Mahkememizce tanık beyanları alındıktan sonra dosyanın bilirkişi heyetine tevdine karar verilmiş, bilirkişi heyetince tanzim edilen———– tarihli bilirkişi raporunda özetle:”Davalı şirketin defter ve kayıtlarında düzenlenen faturanın ve alınan ödemenin kayıtlı olduğunu, dosya kapsamında taraflar arasında yazışma olduğunu ama böyle bir teknik siparişte olması——— şeklinde sipariş verildiğini, teknik şartnamenin varlığından sözetmenin imkansız olduğunu, teknik şartnamesiz sipariş verilmesi sebebiyle sorun çıkmasının kaçınılmaz olduğunu, taraflar arasındaki sözleşme hükümlerinin niteliği tespit edilemediğinden davacı tarafından neden malın teslim alınmadığı, davacının bu davranışında haklı olup olmadığı hususları belirlenemediğinden davacının dayandığı vakıayı somutlaştıramadığı, haklılığını ispatlamaya yeterli delile rastlanılmadığı, davacının yaptığı ödemeyi, mahrum kalınan kar talebini ve manevi tazminatı talep edemeyeceği” yönünde görüş bildirmiştir. Bilirkişi raporu taraflara tebliğ edilmiş, davacının rapora itirazları kapsamında davacının defterlerinin incelenmesi için talimat yazılmış, talimat mahkemesince alınan raporda davacı şirketin defter ve kayıtlarında, davalı şirketin banka yoluyla yapılan ödeme kadar borçlu göründüğü belirtilmiştir. Ardından teknik itirazlar kapsamında ek rapor alınmasına karar verilmiş, teknik bilirkişinin vefat etmesi sebebiyle yerine yeni bir bilirkişi görevlendirmesi yapılmıştır.

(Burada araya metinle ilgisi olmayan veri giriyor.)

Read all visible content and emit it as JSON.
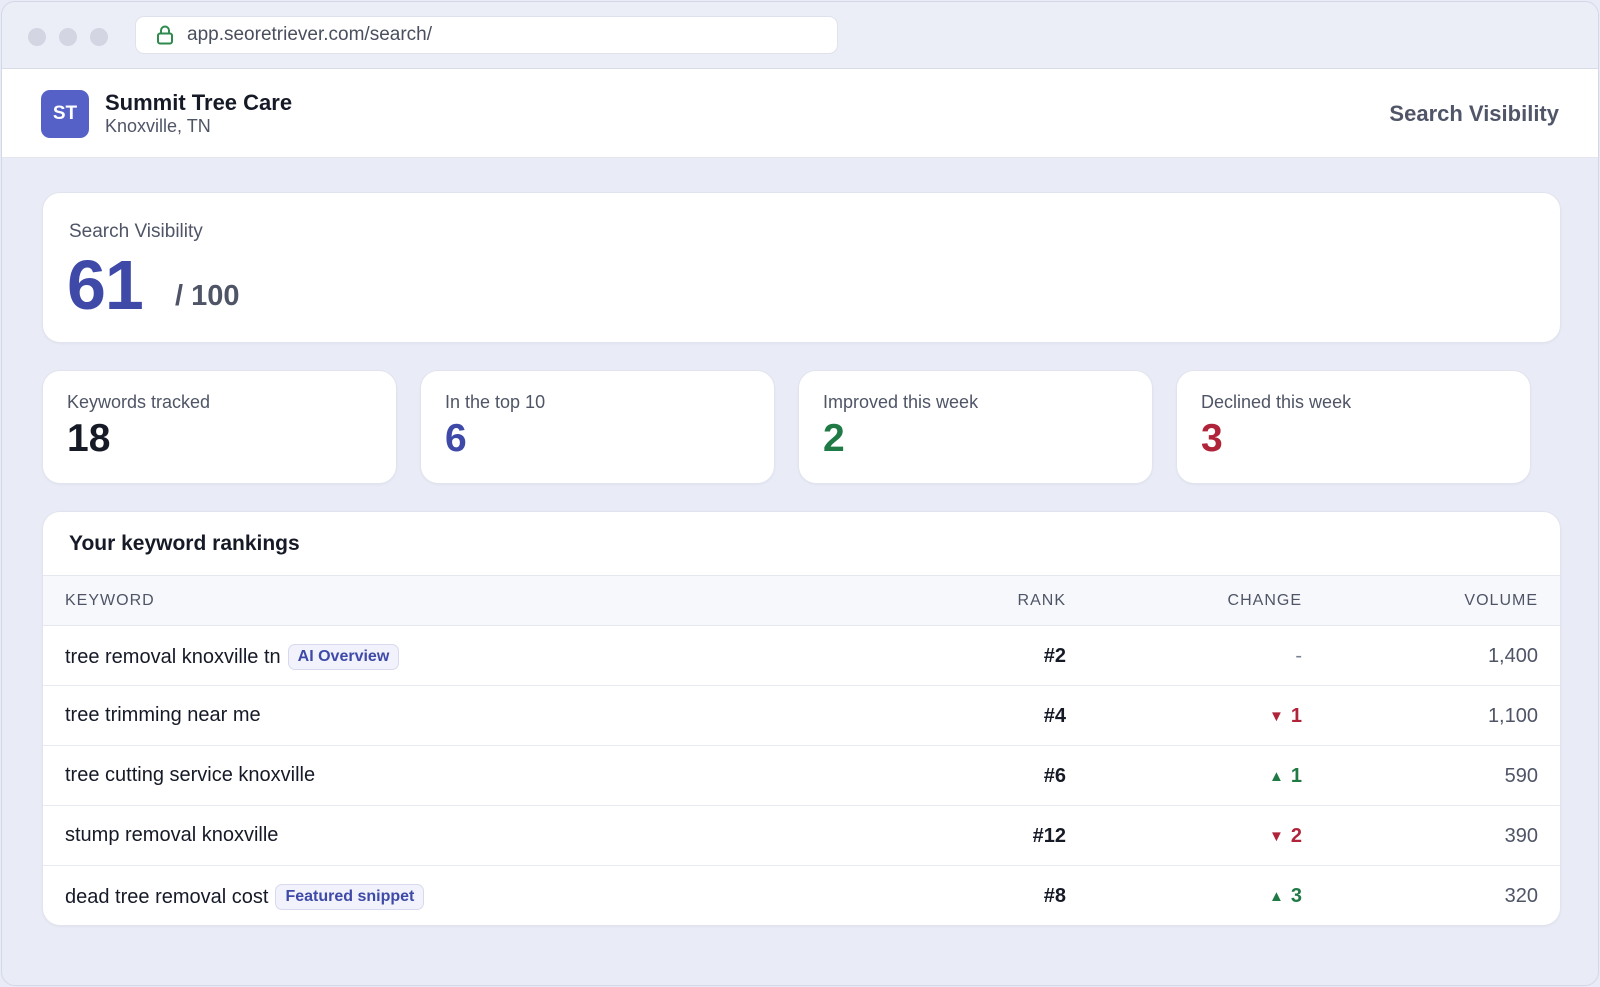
{
  "browser": {
    "url": "app.seoretriever.com/search/"
  },
  "header": {
    "avatar_initials": "ST",
    "business_name": "Summit Tree Care",
    "location": "Knoxville, TN",
    "page_title": "Search Visibility"
  },
  "score": {
    "label": "Search Visibility",
    "value": "61",
    "max": "/ 100"
  },
  "stats": [
    {
      "label": "Keywords tracked",
      "value": "18",
      "color": "#161a27"
    },
    {
      "label": "In the top 10",
      "value": "6",
      "color": "#3f4aa8"
    },
    {
      "label": "Improved this week",
      "value": "2",
      "color": "#1f7a45"
    },
    {
      "label": "Declined this week",
      "value": "3",
      "color": "#b0243a"
    }
  ],
  "rankings": {
    "title": "Your keyword rankings",
    "columns": {
      "keyword": "KEYWORD",
      "rank": "RANK",
      "change": "CHANGE",
      "volume": "VOLUME"
    },
    "rows": [
      {
        "keyword": "tree removal knoxville tn",
        "badge": "AI Overview",
        "rank": "#2",
        "direction": "none",
        "change": "-",
        "volume": "1,400"
      },
      {
        "keyword": "tree trimming near me",
        "badge": "",
        "rank": "#4",
        "direction": "down",
        "change": "1",
        "volume": "1,100"
      },
      {
        "keyword": "tree cutting service knoxville",
        "badge": "",
        "rank": "#6",
        "direction": "up",
        "change": "1",
        "volume": "590"
      },
      {
        "keyword": "stump removal knoxville",
        "badge": "",
        "rank": "#12",
        "direction": "down",
        "change": "2",
        "volume": "390"
      },
      {
        "keyword": "dead tree removal cost",
        "badge": "Featured snippet",
        "rank": "#8",
        "direction": "up",
        "change": "3",
        "volume": "320"
      }
    ]
  },
  "colors": {
    "accent": "#3f4aa8",
    "up": "#1f7a45",
    "down": "#b0243a"
  }
}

Alınan —— tarihli bilirkişi raporunda özetle: ” Teknik değerlendirmede eser sözleşmesi gereğince imali borçlanılan kazanın özelliklerinin neler olduğu yapılan e-mail yazışmalarında belirlendiği, yani davacının kazandığı ihalede kendisinden istenen —–sahip olması gerekli özellikleri sipariş ettiği, davalıdan da aynen talep ettiği, bir başka anlatımla davalı davacının kendisine sipariş ettiği —— sahip olması gereken teknik özelliklerini bildiğini, bu nedenle davacının kök rapordaki itirazlarının haklı olduğunu, fotoğrafta —— çıkışının olduğunun açıkça görüldüğünü, oysa ki davacı tarafından davalıya sipariş edilen kazanların iki çıkışlı olacağı hususunun gerek kazanın özellikleri gerekse tanık beyanından anlaşıldığı, davacının dava dışı idareye yaptığı teklifi geri çekmek zorunda kaldığı tarih olan — tarihinden itibaren işleyecek ticari faiziyle birlikte sözleşmeyi akdedememesinden dolayı uğradığı —kazanç kaybına yönelik talep: Davacının şirket —– bulunması nedeniyle ticari defter ve kayıtları üzerinde inceleme yapılamadığından ve de dosya kapsamı bakımından davacının bu iddiasını ispatlar nitelikte delile rastlanmadığından bu talep yönünden değerlendirme yapılamadığı, manevi tazminat talebi bakımından değerlendirme yapıldığında raporda manevi tazminat talebine ilişkin olarak sunulan —- kararlarının gerçek kişilerin manevi tazminat talepleri ile ilgili olduğu; davacının bir tüzel kişilik olduğu, idare nezdinde itibar kaybına uğradığı belirtilmiş olmakla kök raporda da belirtildiği üzere TBK 114/2 hükmünün TBK 58/I hükmüne atıf dolayısıyla manevi zararının tüzel kişilik nezdinde oluşup oluşmadığı, kişilik hakkının zedelenip zedelenmediği hususlarındaki takdirin mahkemeye ait olduğu” yönünde görüş bildirmiştir. Mahkememizce rapora itirazlar hakkında değerlendirme yapılması için yeni bir heyetten rapor alınmasına karar verilmiş ise de; aşağıda belirtilen gerekçelerle bu ara karardan dönülmüş ve davanın kısmen kabulüne karar verilmiştir.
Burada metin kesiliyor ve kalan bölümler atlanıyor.